You gotta hand it to baby boomer Alan Paul of Hawthorne, New Jersey. He isn’t standing still. He’s out there looking for new passions. And he has just found another one. In a bag.
I’m 69 years old. Three score and nine. A full thirty-nine years beyond the boundary at which, as an idealistic but foolish young man, I should cease to trust those who had reached that lofty milestone.
At my current advanced age, I find that I have developed a new passion: I love barbecue-flavored potato chips. I’m not sure that prior to a few weeks ago, I had ever tasted a bbq-flavored potato chip. But on an impulse-buy recently at Kilroy’s Wonder Market in Glen Rock, New Jersey, I purchased a bag of bbq-flavored potato chips and, truth be told, now I can’t live without them.
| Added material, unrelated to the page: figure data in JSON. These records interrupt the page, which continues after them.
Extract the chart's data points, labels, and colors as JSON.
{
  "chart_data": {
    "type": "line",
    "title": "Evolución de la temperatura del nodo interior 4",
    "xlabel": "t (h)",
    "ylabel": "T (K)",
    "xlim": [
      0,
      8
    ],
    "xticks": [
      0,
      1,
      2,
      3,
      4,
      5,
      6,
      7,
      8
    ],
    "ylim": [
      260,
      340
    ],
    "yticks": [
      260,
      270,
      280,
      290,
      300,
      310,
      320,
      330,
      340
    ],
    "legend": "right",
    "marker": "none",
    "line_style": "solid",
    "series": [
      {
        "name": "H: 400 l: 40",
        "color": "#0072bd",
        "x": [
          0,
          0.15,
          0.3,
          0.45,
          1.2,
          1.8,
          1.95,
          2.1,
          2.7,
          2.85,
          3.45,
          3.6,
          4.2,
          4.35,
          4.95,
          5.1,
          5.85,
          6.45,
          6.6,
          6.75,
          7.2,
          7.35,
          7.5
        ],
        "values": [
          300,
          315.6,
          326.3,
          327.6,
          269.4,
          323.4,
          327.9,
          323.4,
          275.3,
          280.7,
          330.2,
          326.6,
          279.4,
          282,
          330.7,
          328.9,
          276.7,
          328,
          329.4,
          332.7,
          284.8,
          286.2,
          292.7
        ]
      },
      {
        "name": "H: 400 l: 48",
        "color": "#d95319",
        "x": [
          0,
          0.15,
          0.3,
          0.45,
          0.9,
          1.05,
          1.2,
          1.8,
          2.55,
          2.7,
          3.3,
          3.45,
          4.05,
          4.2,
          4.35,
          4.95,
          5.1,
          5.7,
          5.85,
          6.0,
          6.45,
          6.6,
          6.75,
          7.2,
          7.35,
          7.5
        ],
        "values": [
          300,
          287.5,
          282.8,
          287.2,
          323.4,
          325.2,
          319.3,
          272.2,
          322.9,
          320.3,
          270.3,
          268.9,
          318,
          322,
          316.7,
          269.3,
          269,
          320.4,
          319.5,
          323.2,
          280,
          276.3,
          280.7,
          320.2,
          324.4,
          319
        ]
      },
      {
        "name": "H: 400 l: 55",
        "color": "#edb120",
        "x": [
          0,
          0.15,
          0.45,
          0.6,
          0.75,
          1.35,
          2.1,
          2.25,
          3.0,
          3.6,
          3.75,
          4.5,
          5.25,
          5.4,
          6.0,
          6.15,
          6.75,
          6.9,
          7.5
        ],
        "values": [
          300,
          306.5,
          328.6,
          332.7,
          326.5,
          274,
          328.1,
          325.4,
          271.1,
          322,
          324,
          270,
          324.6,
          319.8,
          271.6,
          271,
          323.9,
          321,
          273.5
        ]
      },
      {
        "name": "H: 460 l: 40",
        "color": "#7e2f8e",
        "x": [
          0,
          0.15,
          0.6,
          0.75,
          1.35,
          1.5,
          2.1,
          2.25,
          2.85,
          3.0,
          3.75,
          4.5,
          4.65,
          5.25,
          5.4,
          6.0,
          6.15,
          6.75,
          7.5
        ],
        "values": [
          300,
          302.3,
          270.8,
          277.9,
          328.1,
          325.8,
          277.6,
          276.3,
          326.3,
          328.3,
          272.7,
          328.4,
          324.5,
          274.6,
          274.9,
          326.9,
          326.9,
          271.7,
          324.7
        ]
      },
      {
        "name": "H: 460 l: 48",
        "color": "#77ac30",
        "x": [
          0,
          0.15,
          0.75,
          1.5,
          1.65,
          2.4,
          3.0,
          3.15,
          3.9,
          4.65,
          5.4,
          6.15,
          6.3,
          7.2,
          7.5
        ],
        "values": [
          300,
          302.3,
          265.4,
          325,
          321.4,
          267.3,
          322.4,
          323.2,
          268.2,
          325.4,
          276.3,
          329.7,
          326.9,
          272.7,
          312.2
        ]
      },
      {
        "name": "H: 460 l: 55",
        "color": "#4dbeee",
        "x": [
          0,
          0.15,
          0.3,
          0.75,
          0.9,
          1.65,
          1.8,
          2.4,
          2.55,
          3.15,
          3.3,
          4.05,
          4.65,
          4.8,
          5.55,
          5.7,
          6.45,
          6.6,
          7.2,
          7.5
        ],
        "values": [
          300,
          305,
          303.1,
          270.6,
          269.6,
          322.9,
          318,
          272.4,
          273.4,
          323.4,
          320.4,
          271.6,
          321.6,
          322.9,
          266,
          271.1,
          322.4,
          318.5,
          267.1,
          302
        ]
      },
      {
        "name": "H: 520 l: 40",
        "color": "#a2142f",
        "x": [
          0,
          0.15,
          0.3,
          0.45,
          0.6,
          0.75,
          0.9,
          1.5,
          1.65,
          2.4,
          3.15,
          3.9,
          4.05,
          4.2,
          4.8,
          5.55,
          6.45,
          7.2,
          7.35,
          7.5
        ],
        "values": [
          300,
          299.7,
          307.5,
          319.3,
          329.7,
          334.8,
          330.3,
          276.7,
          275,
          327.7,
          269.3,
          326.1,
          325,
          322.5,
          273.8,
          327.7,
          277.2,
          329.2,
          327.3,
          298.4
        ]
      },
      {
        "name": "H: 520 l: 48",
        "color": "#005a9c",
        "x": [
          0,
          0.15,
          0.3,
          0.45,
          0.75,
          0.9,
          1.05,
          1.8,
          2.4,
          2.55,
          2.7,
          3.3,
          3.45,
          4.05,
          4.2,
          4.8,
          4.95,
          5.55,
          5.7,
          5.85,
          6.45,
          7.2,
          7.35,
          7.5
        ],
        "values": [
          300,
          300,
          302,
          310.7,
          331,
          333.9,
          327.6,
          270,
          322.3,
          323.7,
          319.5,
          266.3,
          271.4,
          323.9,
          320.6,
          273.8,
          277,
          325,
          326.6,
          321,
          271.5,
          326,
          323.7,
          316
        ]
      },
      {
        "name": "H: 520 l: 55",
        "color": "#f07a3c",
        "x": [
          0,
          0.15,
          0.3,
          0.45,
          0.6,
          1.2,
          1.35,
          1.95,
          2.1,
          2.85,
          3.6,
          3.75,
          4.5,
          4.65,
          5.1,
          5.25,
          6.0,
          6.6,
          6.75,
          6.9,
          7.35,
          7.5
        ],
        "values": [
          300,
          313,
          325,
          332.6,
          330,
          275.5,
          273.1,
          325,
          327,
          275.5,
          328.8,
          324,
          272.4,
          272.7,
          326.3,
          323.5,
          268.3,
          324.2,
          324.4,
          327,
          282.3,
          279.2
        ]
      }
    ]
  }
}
There are other things and people I am passionate about: my wife, my daughter and (somewhat to my surprise) her new husband Jon, who has quickly become the son I never had. Music, and writing, and photography. A whole lot of stuff, now that I think about it. What is surprising, though, is that I can add to my collection of passions as I advance in age. Didn’t my passion quotient maximize itself many years ago? Isn’t there an age at which human beings are required to give up the acquisition of new passions and pleasures? Shouldn’t we be expected to more-or-less ease gracefully and passively into advanced age while yielding the pursuit of passion to those young enough to truly appreciate it?
I guess not, assuming that my own experience is comparable to yours. Perhaps this ability to acquire passion late in life is a genetic mutation of the Boomer breed. After all, aren’t we the generation that goes grudgingly into “senior” status, kicking, scratching, and biting all the way? Damn straight we are! So why shouldn’t we be willing — even eager — to pursue previously undiscovered passions well into our golden-oldie years?
When I was contemplating retirement a few years before my 66th birthday, my wife Jan would shake her head and purse her lips disapprovingly. “I don’t know,” she would say, a clear note of foreboding in her voice. “I think that everything starts to shrivel up once you retire.” I have to admit that the image formed in my mind of everything shriveling up did cause me, if only briefly, to reconsider the plan. But the more I thought about it, the more convinced I became that retirement (for me, at least) could be an inflating, rather than a shriveling, experience.
In July 2015 here at BoomerCafé, I wrote a piece about “Life’s Greatest Pleasures” in which I said, “One of the things that this boomer’s advancing age has taught me is that one must take the time, especially as we get older, to do as many of the things that give us pleasure, as often as we can possibly do them.” At the time, I wasn’t sure that we could acquire new passions as we edge ever closer to our inevitable rendezvous with Norman Greenbaum’s apocryphal Spirit in the Sky. Now, with the enlightenment supplied by bbq-flavored potato chips, I am convinced.
Italian film director Federico Fellini, one of the most passionate people who ever lived, once said, “There is no end. There is no beginning. There is only the passion of life.” Si, cosi vero. Yes, so true.